Conducted by the Democratic firm Public Policy Polling, the poll shows Hochul with 42 percent, Republican Jane L. Corwin with 36 percent and independent "Tea Party" candidate Jack Davis with 13 percent.
The results closely track those of a Siena Research Institute poll that on Saturday showed Hochul up by 4 points.
But unlike the Siena tally, the new poll of 1,106 likely voters shows Hochul with a lede well outside the margin of error of plus or minus 2.9 percent. PPP conducted the poll Saturday and Sunday.
“Kathy Hochul’s possible upset victory Tuesday is partially a reflection of an unusual three-way race,” said Dean Debnam, president of Public Policy Polling. “But it’s also indicative of the new Republican majority becoming very unpopular very fast. Barack Obama is more popular in this district than John Boehner.”
Boehner has a 28 percent favorability rating, the poll found -- not far from the 25 percent favorability rating that an earlier poll found for former Democratic Speaker Nancy Pelosi. Boehner recently campaigned for Corwin in Lancaster, while Republicans are trying to paint Hochul as a puppet whose strings would be pulled by Pelosi.
Corwin's unpopularity -- a key factor in the Siena poll -- showed itself again in the new poll. Some 52 percent of those surveyed had an unfavorable view of Corwin, the PPP poll found.
Davis fared even worse, with 62 percent of voters viewing him negatively.
But as for Hochul, only 37 percent have a negative view of her, while 51 percent viewed her positively.
GIven that the district's enrollment is heavily Republican, there are still ways Corwin could win, the polling firm noted. Most notably, Davis' support is collapsing, and if it continues to do so, Corwin could benefit if those voters flock to her.
"A Hochul win is by no means certain- the race remains very close, special elections are tricky to poll, and three-way races are even trickier to poll," said Tom Jensen, director of Public Policy Polling. "But the fact that we're even talking about this race is a reflection of how far out of favor the new GOP House majority already is with the voting public."

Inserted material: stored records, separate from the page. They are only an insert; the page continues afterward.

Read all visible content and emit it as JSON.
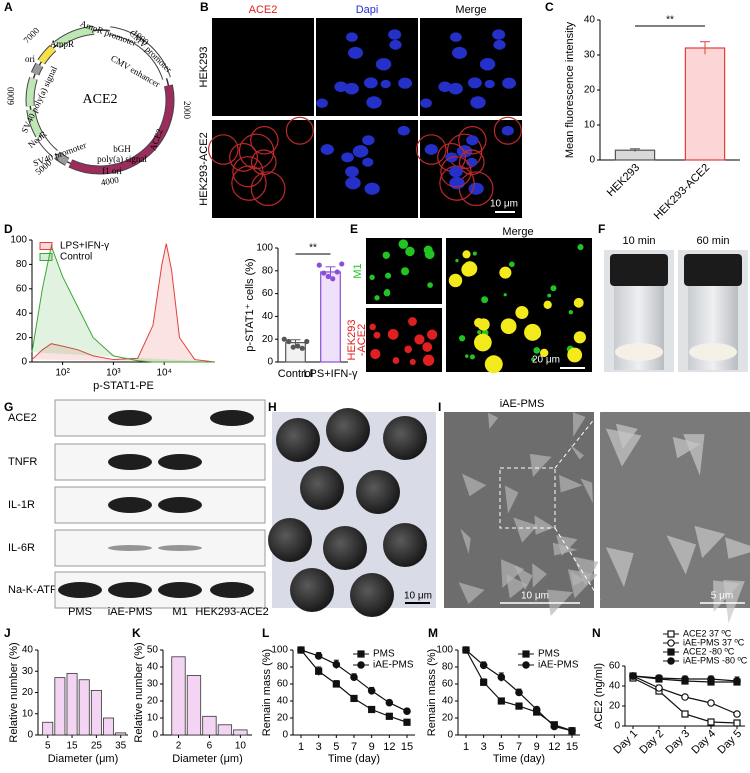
{
  "panel_labels": [
    "A",
    "B",
    "C",
    "D",
    "E",
    "F",
    "G",
    "H",
    "I",
    "J",
    "K",
    "L",
    "M",
    "N"
  ],
  "plasmid": {
    "name": "ACE2",
    "features": [
      "AmpR",
      "AmpR promoter",
      "CMV enhancer",
      "CMV promoter",
      "ACE2",
      "bGH",
      "poly(a) signal",
      "f1 ori",
      "SV40 promoter",
      "NeoR",
      "SV40 poly(a) signal",
      "ori"
    ],
    "positions": [
      1000,
      2000,
      4000,
      5000,
      6000,
      7000
    ]
  },
  "microscopy_b": {
    "columns": [
      "ACE2",
      "Dapi",
      "Merge"
    ],
    "rows": [
      "HEK293",
      "HEK293-ACE2"
    ],
    "scale": "10 μm"
  },
  "microscopy_e": {
    "top": "M1",
    "bottom": [
      "HEK293",
      "-ACE2"
    ],
    "merge": "Merge",
    "scale": "20 μm"
  },
  "photos_f": [
    "10 min",
    "60 min"
  ],
  "western": {
    "rows": [
      "ACE2",
      "TNFR",
      "IL-1R",
      "IL-6R",
      "Na-K-ATP"
    ],
    "columns": [
      "PMS",
      "iAE-PMS",
      "M1",
      "HEK293-ACE2"
    ]
  },
  "image_h": {
    "scale": "10 μm"
  },
  "image_i": {
    "title": "iAE-PMS",
    "scales": [
      "10 μm",
      "5 μm"
    ]
  },
  "chart_data": [
    {
      "type": "bar",
      "categories": [
        "HEK293",
        "HEK293-ACE2"
      ],
      "values": [
        2.8,
        32
      ],
      "errors": [
        0.4,
        1.8
      ],
      "colors": [
        "#d9d9d9",
        "#fcd6d6"
      ],
      "edge_colors": [
        "#555555",
        "#e0413b"
      ],
      "ylabel": "Mean fluorescence intensity",
      "ylim": [
        0,
        40
      ],
      "yticks": [
        0,
        10,
        20,
        30,
        40
      ],
      "annotation": "**"
    },
    {
      "type": "area",
      "x": [
        25,
        40,
        60,
        100,
        200,
        400,
        1000,
        3000,
        6000,
        9000,
        11000,
        14000,
        20000,
        40000,
        100000
      ],
      "xscale": "log",
      "xlim": [
        25,
        100000
      ],
      "xticks": [
        {
          "value": 100,
          "label": "10²"
        },
        {
          "value": 1000,
          "label": "10³"
        },
        {
          "value": 10000,
          "label": "10⁴"
        }
      ],
      "ylim": [
        0,
        100
      ],
      "yticks": [
        0,
        20,
        40,
        60,
        80,
        100
      ],
      "xlabel": "p-STAT1-PE",
      "legend": "upper left",
      "series": [
        {
          "name": "LPS+IFN-γ",
          "color": "#e0413b",
          "values": [
            2,
            10,
            15,
            13,
            10,
            5,
            2,
            3,
            30,
            80,
            97,
            75,
            20,
            2,
            0
          ]
        },
        {
          "name": "Control",
          "color": "#3aa635",
          "values": [
            8,
            60,
            95,
            70,
            45,
            20,
            5,
            1,
            0,
            0,
            0,
            0,
            0,
            0,
            0
          ]
        }
      ]
    },
    {
      "type": "bar",
      "categories": [
        "Control",
        "LPS+IFN-γ"
      ],
      "values": [
        17,
        79
      ],
      "errors": [
        2.5,
        4.5
      ],
      "points": [
        [
          20,
          18,
          13,
          14,
          12,
          18
        ],
        [
          85,
          78,
          75,
          73,
          79,
          86
        ]
      ],
      "colors": [
        "#f2f2f2",
        "#efe0fb"
      ],
      "edge_colors": [
        "#555555",
        "#8a4fd8"
      ],
      "point_colors": [
        "#555555",
        "#8a4fd8"
      ],
      "ylabel": "p-STAT1⁺ cells (%)",
      "ylim": [
        0,
        100
      ],
      "yticks": [
        0,
        20,
        40,
        60,
        80,
        100
      ],
      "annotation": "**"
    },
    {
      "type": "histogram",
      "bins": [
        2.5,
        7.5,
        12.5,
        17.5,
        22.5,
        27.5,
        32.5,
        37.5
      ],
      "values": [
        6,
        27,
        29,
        26,
        21,
        8,
        1
      ],
      "color": "#f3d4f3",
      "edge_color": "#333333",
      "xlim": [
        1,
        38
      ],
      "xticks": [
        5,
        15,
        25,
        35
      ],
      "ylim": [
        0,
        40
      ],
      "yticks": [
        0,
        10,
        20,
        30,
        40
      ],
      "xlabel": "Diameter (μm)",
      "ylabel": "Relative number (%)"
    },
    {
      "type": "histogram",
      "bins": [
        1,
        3,
        5,
        7,
        9,
        11
      ],
      "values": [
        46,
        35,
        11,
        6,
        3
      ],
      "color": "#f3d4f3",
      "edge_color": "#333333",
      "xlim": [
        0,
        11.5
      ],
      "xticks": [
        2,
        6,
        10
      ],
      "ylim": [
        0,
        50
      ],
      "yticks": [
        0,
        10,
        20,
        30,
        40,
        50
      ],
      "xlabel": "Diameter (μm)",
      "ylabel": "Relative number (%)"
    },
    {
      "type": "line",
      "categories": [
        "1",
        "3",
        "5",
        "7",
        "9",
        "12",
        "15"
      ],
      "xlabel": "Time (day)",
      "ylabel": "Remain mass (%)",
      "ylim": [
        0,
        100
      ],
      "yticks": [
        0,
        20,
        40,
        60,
        80,
        100
      ],
      "legend": "upper right",
      "series": [
        {
          "name": "PMS",
          "color": "#111111",
          "marker": "square",
          "filled": true,
          "values": [
            100,
            75,
            60,
            43,
            30,
            22,
            15
          ],
          "errors": [
            0,
            5,
            4,
            3,
            3,
            2,
            2
          ]
        },
        {
          "name": "iAE-PMS",
          "color": "#111111",
          "marker": "circle",
          "filled": true,
          "values": [
            100,
            93,
            83,
            68,
            52,
            38,
            28
          ],
          "errors": [
            0,
            4,
            5,
            4,
            4,
            3,
            3
          ]
        }
      ]
    },
    {
      "type": "line",
      "categories": [
        "1",
        "3",
        "5",
        "7",
        "9",
        "12",
        "15"
      ],
      "xlabel": "Time (day)",
      "ylabel": "Remain mass (%)",
      "ylim": [
        0,
        100
      ],
      "yticks": [
        0,
        20,
        40,
        60,
        80,
        100
      ],
      "legend": "upper right",
      "series": [
        {
          "name": "PMS",
          "color": "#111111",
          "marker": "square",
          "filled": true,
          "values": [
            100,
            62,
            40,
            34,
            27,
            12,
            5
          ],
          "errors": [
            0,
            4,
            3,
            3,
            3,
            2,
            1
          ]
        },
        {
          "name": "iAE-PMS",
          "color": "#111111",
          "marker": "circle",
          "filled": true,
          "values": [
            100,
            82,
            68,
            50,
            30,
            10,
            5
          ],
          "errors": [
            0,
            4,
            5,
            4,
            3,
            2,
            1
          ]
        }
      ]
    },
    {
      "type": "line",
      "categories": [
        "Day 1",
        "Day 2",
        "Day 3",
        "Day 4",
        "Day 5"
      ],
      "ylabel": "ACE2 (ng/ml)",
      "ylim": [
        0,
        60
      ],
      "yticks": [
        0,
        20,
        40,
        60
      ],
      "legend": "top",
      "series": [
        {
          "name": "ACE2 37 ºC",
          "color": "#111111",
          "marker": "square",
          "filled": false,
          "values": [
            48,
            35,
            12,
            4,
            3
          ],
          "errors": [
            2,
            2,
            1,
            1,
            1
          ]
        },
        {
          "name": "iAE-PMS 37 ºC",
          "color": "#111111",
          "marker": "circle",
          "filled": false,
          "values": [
            50,
            38,
            29,
            23,
            12
          ],
          "errors": [
            2,
            3,
            2,
            2,
            1
          ]
        },
        {
          "name": "ACE2 -80 ºC",
          "color": "#111111",
          "marker": "square",
          "filled": true,
          "values": [
            50,
            47,
            45,
            44,
            44
          ],
          "errors": [
            2,
            3,
            3,
            3,
            3
          ]
        },
        {
          "name": "iAE-PMS -80 ºC",
          "color": "#111111",
          "marker": "circle",
          "filled": true,
          "values": [
            50,
            48,
            47,
            47,
            45
          ],
          "errors": [
            2,
            3,
            3,
            3,
            4
          ]
        }
      ]
    }
  ]
}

Unlike the Siena poll, which found Medicare to be the key issue in the race, the PPP included no detailed questions about which issues are pushing voters one way or another.
Public Policy Polling, which did an earlier poll in the race for the Daily Kos website and a labor union, did this poll independently. The polling firm noted that while it polls for Democrats, New York Times polling guru Nate Silver found that its 2010 election polling skewed slightly toward the Republicans.